Let $J$ be a collection of small categories (to be thought of as diagrams in a category). Let $C$ be a small category with all $J$-limits (i.e. for every $J_0 \in J$ and every functor $F:J_0\rightarrow C$, $\lim F$ exists in $C$). Let $D$ be any category with all $J$-limits (such as Set).

Consider the category $[C,D]_J$ of functors from $C$ to $D$ which preserve all $J$-limits, with natural transformations as morphisms.

**Question:** What conditions on $J$ must hold in order for $[C,D]_J$ to be a reflective subcategory of $[C,D]$ (the category of all functors from $C$ to $D$)?

I ran into this question when investigating the case of two collections of diagrams $J \subseteq J'$, so that $[C,D]_{J'} \subseteq [C,D]_J$ (assuming $C$ and $D$ have all $J'$-limits).

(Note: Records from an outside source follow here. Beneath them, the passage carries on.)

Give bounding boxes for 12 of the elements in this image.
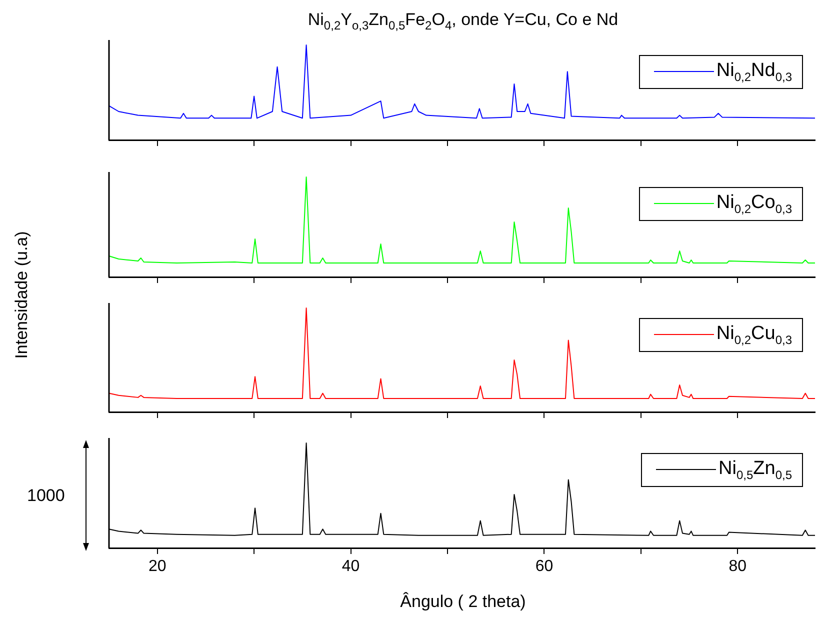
legend-label: Ni$_{0,2}$Co$_{0,3}$ <box>716 192 792 216</box>
x-axis-title: Ângulo ( 2 theta) <box>400 592 526 612</box>
legend-label: Ni$_{0,2}$Nd$_{0,3}$ <box>716 60 792 84</box>
x-tick-label: 20 <box>148 558 166 576</box>
x-tick-label: 80 <box>728 558 747 576</box>
y-axis-title: Intensidade (u.a) <box>12 231 32 359</box>
text: 1000 <box>27 486 65 506</box>
x-tick-label: 60 <box>535 558 554 576</box>
x-tick-label: 40 <box>342 558 360 576</box>
legend-label: Ni$_{0,2}$Cu$_{0,3}$ <box>716 323 792 347</box>
legend-label: Ni$_{0,5}$Zn$_{0,5}$ <box>718 458 792 482</box>
chart-title: Ni$_{0,2}$Y$_{o,3}$Zn$_{0,5}$Fe$_{2}$O$_{4}$, onde Y=Cu, Co e Nd <box>308 10 618 32</box>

Since all these categories are full subcategories, it turns out that $[C,D]_{J'}$ is a reflective subcategory of $[C,D]_{J}$ if $[C,D]_{J'}$ is a reflective subcategory of $[C,D]$. (if $U_2$ is fully faithful, and $U_3 = U_2 \circ U_1$ has a left adjoint $F_3$, then $U_1$ has a left adjoint: $F_3 \circ U_2$.